Give the kids something they’ll love to eat AND make. Turn cooking into family time!


30 min

  • 4 Zabiha Halal Boneless Skinless Chicken Breasts
  • 3 cups cheesy fish crackers
  • 1 teaspoon dried oregano
  • 2 eggs, beaten
  • Salt and pepper to taste
  • Vegetable oil


  • 2 tablespoons olive oil
  • 2 cloves garlic, minced
  • 2 cups tomato sauce
  • 1 tablespoon fresh basil
  • Salt and pepper, to taste

1. Place a chicken breast between two sheets of plastic wrap or in a large plastic bag. With a mallet, pound the chicken breast flat to a thickness of approximately 1/2 inch. Repeat with remaining chicken breasts.
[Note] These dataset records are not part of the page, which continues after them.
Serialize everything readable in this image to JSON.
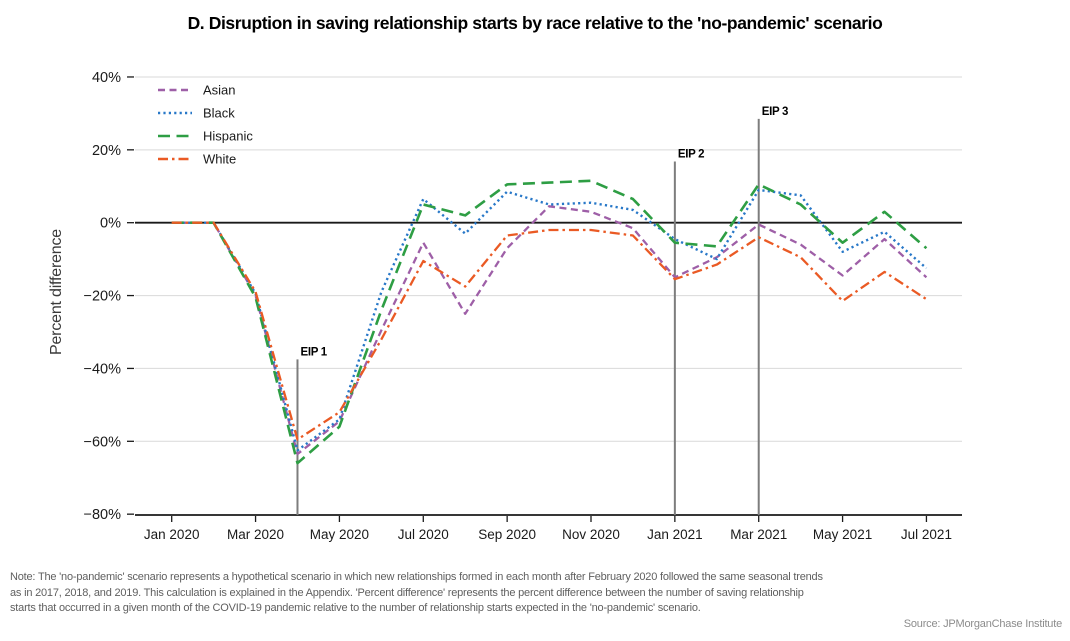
{
  "note": {
    "line1": "Note: The 'no-pandemic' scenario represents a hypothetical scenario in which new relationships formed in each month after February 2020 followed the same seasonal trends",
    "line2": "as in 2017, 2018, and 2019. This calculation is explained in the Appendix. 'Percent difference' represents the percent difference between the number of saving relationship",
    "line3": "starts that occurred in a given month of the COVID-19 pandemic relative to the number of relationship starts expected in the 'no-pandemic' scenario."
  },
  "source": "Source: JPMorganChase Institute",
  "colors": {
    "axis": "#1a1a1a",
    "grid": "#d9d9d9",
    "tick_label": "#1a1a1a",
    "annotation_line": "#7d7d7d",
    "annotation_label": "#000000",
    "note_text": "#5f5f5f",
    "source_text": "#8c8c8c"
  },
  "chart_data": {
    "type": "line",
    "title": "D. Disruption in saving relationship starts by race relative to the 'no-pandemic' scenario",
    "xlabel": "",
    "ylabel": "Percent difference",
    "ylim": [
      -80,
      40
    ],
    "y_ticks": [
      40,
      20,
      0,
      -20,
      -40,
      -60,
      -80
    ],
    "y_tick_suffix": "%",
    "grid": true,
    "legend_position": "upper-left",
    "categories": [
      "Jan 2020",
      "Feb 2020",
      "Mar 2020",
      "Apr 2020",
      "May 2020",
      "Jun 2020",
      "Jul 2020",
      "Aug 2020",
      "Sep 2020",
      "Oct 2020",
      "Nov 2020",
      "Dec 2020",
      "Jan 2021",
      "Feb 2021",
      "Mar 2021",
      "Apr 2021",
      "May 2021",
      "Jun 2021",
      "Jul 2021"
    ],
    "x_tick_labels": [
      "Jan 2020",
      "Mar 2020",
      "May 2020",
      "Jul 2020",
      "Sep 2020",
      "Nov 2020",
      "Jan 2021",
      "Mar 2021",
      "May 2021",
      "Jul 2021"
    ],
    "x_tick_indices": [
      0,
      2,
      4,
      6,
      8,
      10,
      12,
      14,
      16,
      18
    ],
    "series": [
      {
        "name": "Asian",
        "color": "#9e5fa7",
        "dash": "7 4.5",
        "width": 2.3,
        "values": [
          0,
          0,
          -20,
          -63.5,
          -54.5,
          -29.5,
          -5.5,
          -25,
          -7,
          4.5,
          3,
          -1.5,
          -15,
          -9.5,
          -0.5,
          -6,
          -14.5,
          -4.5,
          -15
        ]
      },
      {
        "name": "Black",
        "color": "#2878c8",
        "dash": "2.2 3.2",
        "width": 2.4,
        "values": [
          0,
          0,
          -19.5,
          -62.5,
          -54,
          -19,
          6.5,
          -3,
          8.5,
          5,
          5.5,
          3.5,
          -4.5,
          -10,
          9,
          7.5,
          -8,
          -2.5,
          -12.5
        ]
      },
      {
        "name": "Hispanic",
        "color": "#2e9e44",
        "dash": "12 6.5",
        "width": 2.6,
        "values": [
          0,
          0,
          -20.5,
          -66,
          -56,
          -24,
          5,
          2,
          10.5,
          11,
          11.5,
          6.5,
          -5.5,
          -6.5,
          10.5,
          5,
          -5.5,
          3,
          -7
        ]
      },
      {
        "name": "White",
        "color": "#ea5a24",
        "dash": "10 4 2.5 4",
        "width": 2.3,
        "values": [
          0,
          0,
          -19,
          -59.5,
          -52,
          -32,
          -10.5,
          -17.5,
          -3.5,
          -2,
          -2,
          -3.5,
          -15.5,
          -11.5,
          -4,
          -9.5,
          -21.5,
          -13.5,
          -21
        ]
      }
    ],
    "annotations": [
      {
        "label": "EIP 1",
        "x_index": 3,
        "top_value": -37.5
      },
      {
        "label": "EIP 2",
        "x_index": 12,
        "top_value": 16.8
      },
      {
        "label": "EIP 3",
        "x_index": 14,
        "top_value": 28.5
      }
    ]
  }
}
2. Slice each chicken breast into 4 pieces of similar size. Set aside.

3. In a plastic resealable bag, pour crackers and close bag. Using a mallet, crush crackers into coarse bread crumbs. Add oregano, salt and pepper to bag.

4. Dip chicken strips into egg to fully coat, then place in bag with crushed crackers and toss until evenly coated.

5. Stovetop: In a frying pan over high heat, add enough vegetable oil to cover bottom. When oil is hot, add chicken strips (in batches if necessary) and fry 2 minutes per side. Transfer to a plate lined with paper towel. 6. Serve with Quick Tomato Sauce.

7. Oven: Preheat oven to 400°F. Place chicken pieces on a parchment lined baking sheet and lightly spray with vegetable oil. Bake for 15 to 20 minutes, turning halfway.

8. Make Quick Tomato Sauce: While chicken tenders are cooking, heat olive oil in a medium pot. Add garlic and cook 30 seconds. Pour in tomato sauce, add basil and season to taste. Simmer 5 minutes.